The companies joined a handful of retail employers who partnered with charity the Retail Trust to deliver the new technology.

The dashboard allows retailers to track their workforce's wellbeing trends, which are then used to generate recommendations on how to improve engagement, reduce levels of absenteeism or presenteeism, and increase staff retention.

The platform also helps to identify patterns from employee interactions with Retail Trust services and wellbeing surveys to provide an overall picture of staff mental health and actionable insights, address specific issues like stress, financial worries or safety concerns at work, and provide the financial value of wellbeing strategies.

The Retail Trust said that employers can also monitor the effectiveness of initiatives to improve wellbeing in real-time and benchmark their performance against industry standards.

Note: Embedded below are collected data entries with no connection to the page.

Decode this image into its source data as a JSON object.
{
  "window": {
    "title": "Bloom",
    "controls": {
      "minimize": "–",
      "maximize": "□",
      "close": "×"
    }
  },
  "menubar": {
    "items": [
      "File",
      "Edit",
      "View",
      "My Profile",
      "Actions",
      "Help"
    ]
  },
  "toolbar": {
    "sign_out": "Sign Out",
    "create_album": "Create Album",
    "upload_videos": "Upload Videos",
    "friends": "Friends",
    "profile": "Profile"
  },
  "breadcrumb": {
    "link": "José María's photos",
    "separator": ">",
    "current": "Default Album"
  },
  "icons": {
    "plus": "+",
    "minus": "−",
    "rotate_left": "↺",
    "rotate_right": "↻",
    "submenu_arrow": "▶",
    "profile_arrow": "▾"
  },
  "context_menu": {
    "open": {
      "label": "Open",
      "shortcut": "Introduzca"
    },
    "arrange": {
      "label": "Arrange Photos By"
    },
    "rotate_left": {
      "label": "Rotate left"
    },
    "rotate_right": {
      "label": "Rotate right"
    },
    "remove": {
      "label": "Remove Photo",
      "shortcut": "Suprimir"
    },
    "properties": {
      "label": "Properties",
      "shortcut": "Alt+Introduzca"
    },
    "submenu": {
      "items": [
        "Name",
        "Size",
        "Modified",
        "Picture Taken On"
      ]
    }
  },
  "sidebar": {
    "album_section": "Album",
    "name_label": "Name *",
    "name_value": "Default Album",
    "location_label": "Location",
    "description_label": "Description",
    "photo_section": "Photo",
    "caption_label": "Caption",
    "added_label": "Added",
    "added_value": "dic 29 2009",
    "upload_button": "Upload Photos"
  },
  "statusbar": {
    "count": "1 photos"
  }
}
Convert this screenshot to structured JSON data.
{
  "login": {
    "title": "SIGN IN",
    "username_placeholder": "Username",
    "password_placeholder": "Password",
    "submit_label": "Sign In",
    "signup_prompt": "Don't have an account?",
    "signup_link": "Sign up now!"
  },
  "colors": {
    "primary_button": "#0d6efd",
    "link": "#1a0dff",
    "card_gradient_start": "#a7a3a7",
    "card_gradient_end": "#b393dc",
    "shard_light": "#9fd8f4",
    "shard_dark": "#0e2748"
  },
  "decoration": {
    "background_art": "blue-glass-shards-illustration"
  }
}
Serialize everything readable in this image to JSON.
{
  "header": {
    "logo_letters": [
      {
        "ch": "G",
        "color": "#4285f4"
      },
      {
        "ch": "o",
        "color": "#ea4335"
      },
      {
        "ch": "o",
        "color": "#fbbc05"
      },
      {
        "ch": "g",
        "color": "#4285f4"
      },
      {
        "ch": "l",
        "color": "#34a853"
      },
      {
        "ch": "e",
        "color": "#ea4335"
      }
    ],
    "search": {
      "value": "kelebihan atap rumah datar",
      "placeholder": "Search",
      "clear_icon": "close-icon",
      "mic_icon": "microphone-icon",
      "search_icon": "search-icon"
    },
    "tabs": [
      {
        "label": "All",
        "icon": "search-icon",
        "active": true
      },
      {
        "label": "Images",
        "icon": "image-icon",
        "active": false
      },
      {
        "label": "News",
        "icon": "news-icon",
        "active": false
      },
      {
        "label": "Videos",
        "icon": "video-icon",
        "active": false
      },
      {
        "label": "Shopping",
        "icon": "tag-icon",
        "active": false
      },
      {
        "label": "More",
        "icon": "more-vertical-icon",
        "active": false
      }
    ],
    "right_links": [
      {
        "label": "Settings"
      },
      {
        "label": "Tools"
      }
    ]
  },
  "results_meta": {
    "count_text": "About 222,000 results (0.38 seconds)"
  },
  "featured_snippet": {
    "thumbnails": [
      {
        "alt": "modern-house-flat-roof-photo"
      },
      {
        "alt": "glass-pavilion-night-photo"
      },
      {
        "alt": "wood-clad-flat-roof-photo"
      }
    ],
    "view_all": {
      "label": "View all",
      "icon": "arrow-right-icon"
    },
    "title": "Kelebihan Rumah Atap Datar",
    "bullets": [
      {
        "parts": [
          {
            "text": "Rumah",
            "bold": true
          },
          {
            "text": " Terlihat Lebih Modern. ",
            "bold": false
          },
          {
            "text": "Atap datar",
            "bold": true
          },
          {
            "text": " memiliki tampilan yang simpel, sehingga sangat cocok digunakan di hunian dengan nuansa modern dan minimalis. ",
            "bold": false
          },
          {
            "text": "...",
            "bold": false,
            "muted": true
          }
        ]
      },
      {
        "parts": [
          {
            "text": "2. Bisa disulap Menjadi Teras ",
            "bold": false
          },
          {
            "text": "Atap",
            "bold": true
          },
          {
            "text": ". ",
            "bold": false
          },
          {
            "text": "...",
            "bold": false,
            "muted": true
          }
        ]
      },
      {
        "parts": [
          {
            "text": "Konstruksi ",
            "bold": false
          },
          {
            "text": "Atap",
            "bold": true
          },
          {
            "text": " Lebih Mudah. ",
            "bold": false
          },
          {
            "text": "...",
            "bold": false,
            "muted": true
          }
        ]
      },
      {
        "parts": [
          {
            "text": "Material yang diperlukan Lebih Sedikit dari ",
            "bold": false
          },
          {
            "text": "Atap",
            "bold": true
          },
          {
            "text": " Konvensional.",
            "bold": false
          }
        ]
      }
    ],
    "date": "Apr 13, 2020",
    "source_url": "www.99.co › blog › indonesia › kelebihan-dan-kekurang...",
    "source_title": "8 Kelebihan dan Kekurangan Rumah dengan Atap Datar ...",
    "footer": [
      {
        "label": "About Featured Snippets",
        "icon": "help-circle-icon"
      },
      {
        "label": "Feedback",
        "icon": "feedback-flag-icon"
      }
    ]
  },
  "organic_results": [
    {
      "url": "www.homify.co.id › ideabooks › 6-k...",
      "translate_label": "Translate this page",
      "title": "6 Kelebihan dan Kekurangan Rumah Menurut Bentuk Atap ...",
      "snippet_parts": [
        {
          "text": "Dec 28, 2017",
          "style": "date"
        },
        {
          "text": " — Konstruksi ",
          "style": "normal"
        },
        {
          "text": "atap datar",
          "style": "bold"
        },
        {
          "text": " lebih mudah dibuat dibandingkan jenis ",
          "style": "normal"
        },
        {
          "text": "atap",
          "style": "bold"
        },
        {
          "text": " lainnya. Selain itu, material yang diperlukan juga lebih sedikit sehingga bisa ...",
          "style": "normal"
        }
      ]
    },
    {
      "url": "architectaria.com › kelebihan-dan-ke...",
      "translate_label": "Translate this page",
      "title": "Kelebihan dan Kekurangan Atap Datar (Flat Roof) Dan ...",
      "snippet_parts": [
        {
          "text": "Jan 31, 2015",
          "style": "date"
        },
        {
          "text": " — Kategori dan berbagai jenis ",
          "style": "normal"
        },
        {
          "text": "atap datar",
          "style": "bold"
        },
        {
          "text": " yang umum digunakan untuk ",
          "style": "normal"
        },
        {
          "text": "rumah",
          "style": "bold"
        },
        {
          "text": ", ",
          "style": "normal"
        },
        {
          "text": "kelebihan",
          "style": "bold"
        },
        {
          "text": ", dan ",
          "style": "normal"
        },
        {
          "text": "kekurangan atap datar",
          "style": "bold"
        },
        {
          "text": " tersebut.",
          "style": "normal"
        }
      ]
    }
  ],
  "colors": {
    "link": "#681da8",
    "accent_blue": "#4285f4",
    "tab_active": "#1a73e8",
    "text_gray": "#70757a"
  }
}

“One of the insights the platform helped us to identify was that our remote workers had lower scores around feeling anxious and having information shared openly with them," said Tracy Gilchrist, resourcing and retention lead at FatFace. "We found this useful as we were then directed to Retail Trust content that we were able to share with these colleagues, and it also meant we took time as a business to discuss how we communicate important messages so remote workers felt included.”

Andrew Jurd, head of retail HR at Next said that the technology had given it "actionable insights" into the wellbeing needs of its employees.

The move comes after research published by the Retail Trust last year found that staff absences were rising due to mental health issues. The report also revealed a rise in staff theft due to the cost-of-living crisis and an increase in the number of suicidal workers.

Heightened retail crime has also had an impact on the sector, with the charity's analysis demonstrating that incidents had left 66 per cent of retail workers feeling stressed or anxious about going into work.